Saturday, October 1, 2011

Menu for Sunday, October 2, 2011

Okay, here we go. Today I'm dragging out the crockpot and making some carnitas. It's so easy it's ridiculous. If you don't have a slow cooker, you can cook this on the back burner in a stock pot or stew pot at very low heat for about 2 hours. But the slow cooker works best for this recipe. And you can turn it on and forget it for about 6 hours, which is my kind of cooking.

A word about avocados... If you don't know how to pick them at the market, here's a couple of hints. Look for darker color. If they're bright olive green, they probably aren't read. Then grab one. Press gently with your thumb. If it feels slightly soft, not mushy, it's ready. If it give really easily, don't buy it. It's going to have brown spots. If it's hard as a rock, you can go ahead and buy it, but be prepared not to use it for several days. So, if you decide to make this recipe on, say, Thursday instead of Sunday, go ahead and buy the hard avocado and it'll probably be just right by then.

So, here we go with week 2:

Sunday's Menu

Breakfast:  Scrambled eggs, toast, juice
Lunch: We usually breakfast late and snack before an early dinner (cheese, fruit, raw veggies, PBJ, whatever)
Dinner: Carnitas, with corn tortillas, guacamole, sour cream, lettuce and cheese

Carnitas

2-3 lb pork loin roast
1/2 onion, sliced into rings
1 T cumin
1 T garlic powder
1 T salt
2 tsp black pepper
2 tsp chili powder
2 tsp dried oregano, rubbed
2 tsp onion powder
3/4 C chicken broth

Place the onion slices on the bottom of the slow cooker.
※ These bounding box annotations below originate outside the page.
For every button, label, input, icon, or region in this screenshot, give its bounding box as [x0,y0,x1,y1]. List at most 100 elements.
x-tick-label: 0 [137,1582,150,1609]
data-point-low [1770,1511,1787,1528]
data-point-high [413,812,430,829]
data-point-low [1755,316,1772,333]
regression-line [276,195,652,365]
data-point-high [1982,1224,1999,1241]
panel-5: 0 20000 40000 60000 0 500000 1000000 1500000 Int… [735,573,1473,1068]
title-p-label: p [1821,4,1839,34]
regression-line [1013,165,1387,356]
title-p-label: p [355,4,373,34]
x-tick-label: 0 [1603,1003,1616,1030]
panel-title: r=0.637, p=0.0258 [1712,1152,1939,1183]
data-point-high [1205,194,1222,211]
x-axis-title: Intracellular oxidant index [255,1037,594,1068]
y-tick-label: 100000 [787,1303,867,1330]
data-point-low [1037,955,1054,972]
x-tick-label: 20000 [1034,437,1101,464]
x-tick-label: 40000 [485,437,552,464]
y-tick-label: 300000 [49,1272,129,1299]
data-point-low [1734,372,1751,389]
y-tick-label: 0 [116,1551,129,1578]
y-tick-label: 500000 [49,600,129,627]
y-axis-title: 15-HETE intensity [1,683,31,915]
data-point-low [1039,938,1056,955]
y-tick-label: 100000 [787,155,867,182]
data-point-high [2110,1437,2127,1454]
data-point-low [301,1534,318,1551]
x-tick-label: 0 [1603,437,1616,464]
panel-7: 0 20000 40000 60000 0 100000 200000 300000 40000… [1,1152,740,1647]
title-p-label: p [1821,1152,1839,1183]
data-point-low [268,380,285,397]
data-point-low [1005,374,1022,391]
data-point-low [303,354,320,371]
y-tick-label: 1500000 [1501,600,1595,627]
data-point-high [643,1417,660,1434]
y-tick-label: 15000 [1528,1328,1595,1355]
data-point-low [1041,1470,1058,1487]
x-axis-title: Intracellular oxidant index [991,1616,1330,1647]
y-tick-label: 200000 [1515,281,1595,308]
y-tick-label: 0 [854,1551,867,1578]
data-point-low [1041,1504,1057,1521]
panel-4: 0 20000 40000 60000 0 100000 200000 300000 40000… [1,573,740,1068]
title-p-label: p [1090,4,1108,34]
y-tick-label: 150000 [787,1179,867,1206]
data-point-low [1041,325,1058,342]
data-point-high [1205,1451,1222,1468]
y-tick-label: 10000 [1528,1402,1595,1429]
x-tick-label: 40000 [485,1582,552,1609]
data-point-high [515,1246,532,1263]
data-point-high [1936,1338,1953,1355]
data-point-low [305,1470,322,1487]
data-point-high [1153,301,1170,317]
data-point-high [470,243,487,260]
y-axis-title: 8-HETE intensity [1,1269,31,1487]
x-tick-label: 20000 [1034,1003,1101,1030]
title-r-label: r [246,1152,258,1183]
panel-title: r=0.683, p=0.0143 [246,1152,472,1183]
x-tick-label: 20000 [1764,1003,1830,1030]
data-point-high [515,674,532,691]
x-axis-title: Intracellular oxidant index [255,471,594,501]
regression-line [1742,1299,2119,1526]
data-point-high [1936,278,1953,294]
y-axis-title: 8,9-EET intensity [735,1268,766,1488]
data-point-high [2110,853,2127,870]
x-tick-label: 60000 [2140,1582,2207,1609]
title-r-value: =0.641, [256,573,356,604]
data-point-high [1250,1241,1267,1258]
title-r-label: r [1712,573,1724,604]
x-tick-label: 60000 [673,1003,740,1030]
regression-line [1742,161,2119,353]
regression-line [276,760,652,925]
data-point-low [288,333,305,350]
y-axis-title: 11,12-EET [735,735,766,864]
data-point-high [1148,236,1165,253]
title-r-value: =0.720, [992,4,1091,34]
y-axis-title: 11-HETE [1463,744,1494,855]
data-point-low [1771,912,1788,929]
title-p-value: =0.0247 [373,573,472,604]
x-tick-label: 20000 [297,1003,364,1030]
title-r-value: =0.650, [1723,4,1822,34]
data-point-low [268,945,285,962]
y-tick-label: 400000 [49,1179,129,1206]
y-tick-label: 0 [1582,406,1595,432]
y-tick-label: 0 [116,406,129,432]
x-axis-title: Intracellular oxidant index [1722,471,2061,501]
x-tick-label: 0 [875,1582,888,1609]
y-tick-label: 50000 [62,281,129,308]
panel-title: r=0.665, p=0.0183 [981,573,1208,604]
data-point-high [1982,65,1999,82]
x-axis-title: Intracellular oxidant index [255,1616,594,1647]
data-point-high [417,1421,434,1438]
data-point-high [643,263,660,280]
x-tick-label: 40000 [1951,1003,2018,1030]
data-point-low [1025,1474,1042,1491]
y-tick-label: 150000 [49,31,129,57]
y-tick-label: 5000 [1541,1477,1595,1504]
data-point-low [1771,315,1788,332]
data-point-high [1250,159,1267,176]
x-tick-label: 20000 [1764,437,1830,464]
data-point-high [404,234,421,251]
Mix the spices together and rub into the roast. Place the roast on top of the onion rings. Pour the chicken broth into the bottom of the pot (don't pour it over the roast). Cook for about 6 hours on low. If cooking on stovetop, cook 2-3 hours or until the roast is tender and shreds with a fork.

Shred and serve with heated tortillas, chopped tomato, onion, shredded cheese, sour cream and guacamole (recipe below).

Guacamole

2 avocados
1/2 large tomato, chopped
1/2 medium onion, finely diced
Juice of 1/2 small lime
1 tsp garlic powder
1/2 tsp onion powder
1/2 tsp salt
1/4 tsp pepper

Slice the avocado in half lengthwise, pull out the pit, then scoop the flesh out of the peel. Using a knife or fork, chop the avocado into small chunks (or mash if you prefer). Add remaining ingredients. Stir to combine. The lime juice will keep the avocado from turning brown (oxidizing). To store leftover guac, place plastic wrap down on the surface of the guac, carefully removing all air bubbles. Contact with air will make the dip turn brown on the surface. If it does turn brown, it's still okay, just mix it in.